Indigenous women from the provinces of northern Argentina demonstrated at the entrance to Argentina’s central bank, Silvina Frydlewsky
On November 3, a 12-year-old Wichí girl was injured and found unconscious by the side of a road in Argentina’s Salta province. She had blood on her head and signs that she had been raped and strangled. Although a week has passed, it is not known if the attacker acted alone or in a group. The family fears that this sexual abuse, like many before it, will go unpunished.
While the minor is still in the hospital recovering from the attack, a group of indigenous women from different provinces of Argentina have traveled to Buenos Aires to denounce the violence they have suffered and to take urgent action against the “Chineo”, as the woman is known are demanding the country gang rape of indigenous girls.
“We live in fear, afraid that they will take our daughters away from us. They rape them, they kill them and this has to stop. It is time they listen to us as indigenous women. I’m here to be the voice of those women who can no longer speak for themselves,” says Fabiana Ibarra, from a neighboring community that suffered the minors’ attack. He has traveled the almost 2,000 kilometers that separate Santa Victoria Este – almost on the border with Paraguay – from Buenos Aires to make visible what happened.
This is not an isolated case. Last year, two other Salta indigenous girls were raped and killed by a group of men. There are sexual assaults that go unreported because families choose not to report them; others who remain invisible because they don’t know how to reach the media.

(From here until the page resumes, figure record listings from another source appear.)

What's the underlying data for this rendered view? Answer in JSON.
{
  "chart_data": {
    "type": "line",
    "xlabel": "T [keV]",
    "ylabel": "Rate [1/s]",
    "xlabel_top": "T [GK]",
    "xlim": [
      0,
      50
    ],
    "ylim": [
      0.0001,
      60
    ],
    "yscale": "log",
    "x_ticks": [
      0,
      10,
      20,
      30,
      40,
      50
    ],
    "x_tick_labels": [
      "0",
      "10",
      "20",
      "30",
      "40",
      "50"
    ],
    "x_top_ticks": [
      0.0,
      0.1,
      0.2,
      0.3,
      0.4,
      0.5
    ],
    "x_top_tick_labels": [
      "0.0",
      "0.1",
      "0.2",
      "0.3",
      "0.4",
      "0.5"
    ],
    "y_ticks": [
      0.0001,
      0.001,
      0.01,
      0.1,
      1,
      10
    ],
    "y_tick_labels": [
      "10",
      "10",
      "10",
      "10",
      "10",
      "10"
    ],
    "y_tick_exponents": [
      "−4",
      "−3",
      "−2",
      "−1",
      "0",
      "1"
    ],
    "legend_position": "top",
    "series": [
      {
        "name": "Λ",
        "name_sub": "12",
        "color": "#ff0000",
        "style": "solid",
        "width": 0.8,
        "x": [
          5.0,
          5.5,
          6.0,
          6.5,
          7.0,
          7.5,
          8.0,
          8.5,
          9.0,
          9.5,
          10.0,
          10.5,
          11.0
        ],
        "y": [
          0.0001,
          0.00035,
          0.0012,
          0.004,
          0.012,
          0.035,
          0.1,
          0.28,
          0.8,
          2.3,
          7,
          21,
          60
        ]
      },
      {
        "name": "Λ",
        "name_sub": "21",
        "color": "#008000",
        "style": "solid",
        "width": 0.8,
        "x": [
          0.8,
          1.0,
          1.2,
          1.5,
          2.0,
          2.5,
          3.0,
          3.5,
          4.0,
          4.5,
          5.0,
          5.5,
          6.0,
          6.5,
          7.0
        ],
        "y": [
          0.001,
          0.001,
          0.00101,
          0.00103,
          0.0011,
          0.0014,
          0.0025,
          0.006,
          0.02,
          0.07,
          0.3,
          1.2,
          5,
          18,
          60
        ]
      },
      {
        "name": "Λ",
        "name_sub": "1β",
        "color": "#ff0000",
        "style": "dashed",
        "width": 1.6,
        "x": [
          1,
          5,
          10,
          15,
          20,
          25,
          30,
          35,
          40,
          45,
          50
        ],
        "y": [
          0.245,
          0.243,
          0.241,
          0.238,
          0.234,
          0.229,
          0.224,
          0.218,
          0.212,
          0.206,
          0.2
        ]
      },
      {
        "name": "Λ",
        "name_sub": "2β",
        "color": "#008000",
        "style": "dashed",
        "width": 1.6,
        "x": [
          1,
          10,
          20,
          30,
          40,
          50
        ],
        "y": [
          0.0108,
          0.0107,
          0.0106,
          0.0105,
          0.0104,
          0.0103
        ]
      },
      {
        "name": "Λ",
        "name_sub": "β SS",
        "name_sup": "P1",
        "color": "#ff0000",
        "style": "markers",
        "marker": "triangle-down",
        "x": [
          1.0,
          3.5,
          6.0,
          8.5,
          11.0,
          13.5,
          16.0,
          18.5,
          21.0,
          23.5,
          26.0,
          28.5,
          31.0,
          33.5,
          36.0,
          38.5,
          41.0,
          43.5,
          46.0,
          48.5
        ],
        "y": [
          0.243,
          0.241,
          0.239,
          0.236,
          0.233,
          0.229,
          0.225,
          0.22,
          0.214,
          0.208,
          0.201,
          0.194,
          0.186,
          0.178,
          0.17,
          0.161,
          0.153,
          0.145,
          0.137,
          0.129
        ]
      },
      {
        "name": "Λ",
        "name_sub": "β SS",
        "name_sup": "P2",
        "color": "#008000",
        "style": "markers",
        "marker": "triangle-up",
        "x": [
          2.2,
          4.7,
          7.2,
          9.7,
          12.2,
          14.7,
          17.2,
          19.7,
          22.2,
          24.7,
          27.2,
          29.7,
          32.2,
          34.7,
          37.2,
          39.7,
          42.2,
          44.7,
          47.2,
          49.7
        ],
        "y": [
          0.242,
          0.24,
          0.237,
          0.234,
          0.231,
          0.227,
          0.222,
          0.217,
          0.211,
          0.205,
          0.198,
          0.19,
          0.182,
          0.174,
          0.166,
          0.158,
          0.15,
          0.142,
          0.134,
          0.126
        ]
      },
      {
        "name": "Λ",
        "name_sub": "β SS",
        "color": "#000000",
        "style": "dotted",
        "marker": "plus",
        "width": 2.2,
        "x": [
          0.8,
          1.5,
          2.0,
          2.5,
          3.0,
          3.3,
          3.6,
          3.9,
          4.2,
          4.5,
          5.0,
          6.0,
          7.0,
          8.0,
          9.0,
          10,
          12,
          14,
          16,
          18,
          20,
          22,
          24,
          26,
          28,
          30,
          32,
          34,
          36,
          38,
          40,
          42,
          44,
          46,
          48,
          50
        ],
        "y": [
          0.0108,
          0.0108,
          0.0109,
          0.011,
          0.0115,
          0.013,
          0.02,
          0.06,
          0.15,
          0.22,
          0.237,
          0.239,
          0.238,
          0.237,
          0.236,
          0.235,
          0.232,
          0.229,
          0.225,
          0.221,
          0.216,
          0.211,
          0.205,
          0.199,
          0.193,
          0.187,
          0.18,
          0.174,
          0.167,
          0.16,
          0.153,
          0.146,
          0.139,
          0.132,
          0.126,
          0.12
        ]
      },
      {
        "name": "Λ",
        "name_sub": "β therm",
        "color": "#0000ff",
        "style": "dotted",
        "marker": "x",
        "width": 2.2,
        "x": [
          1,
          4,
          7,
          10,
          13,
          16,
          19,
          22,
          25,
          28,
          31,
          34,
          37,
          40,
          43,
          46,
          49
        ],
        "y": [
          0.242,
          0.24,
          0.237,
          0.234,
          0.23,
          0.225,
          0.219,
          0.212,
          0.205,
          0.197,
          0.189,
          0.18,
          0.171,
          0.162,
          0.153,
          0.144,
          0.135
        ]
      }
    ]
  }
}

“For us there is no justice. When we want to file a complaint they make fun of us, they say they don’t understand us because we speak in our language and there is no interpreter. And people, even if they know who did it, they won’t say it because they’re scared. The rapists, the murderers threaten the family, the children, the wives and even the husbands. So there is no way to judge these miserable people,” adds Ibarra, a member of the Women and Indigenous Diversity Movement for the Good Life.
Speakers from this organization occupied the entrance to the Central Bank of the Argentine Republic in Buenos Aires this Wednesday to be heard. They condemn the persistent discrimination against these communities and the impunity of those who attack their members and pollute the areas they inhabit. “Here, in this place, there is a budget for death, for bullets. Just a few days ago, a Wichí girl was raped, strangled and trying to save her life. They keep raping our girls and no one cares. We are here to speak with the Central Bank Governor because we believe it is time to set the budget for life so they build a country model for life and not death,” Mapuche leader said Moira on the microphone Hand Millan.
Millán also recalled that four Mapuche women remain in detention in Patagonia after being arrested by the police near Villa Mascardi during the evacuation of the land they occupied. “We won’t go until the central bank governor comes in for a talk. If they want to oppress us, let us oppress them. If they want to kill us, let them kill us. The only difference between our death in the territories and here is that it happens anonymously there, without anyone knowing about it,” the Mapuche adviser warned. At the end of the day they were welcomed by Miguel Pesce. “We heard his racist, arrogant attitude, but he also had to listen to each and every one of the sisters who were very wise, powerful and clear,” the indigenous leader said from outside the bank.
According to the 2004-2005 Complementary Survey of Indigenous Peoples (ECPI), there are 600,329 people who identify themselves as members and/or descendants of first generation indigenous peoples.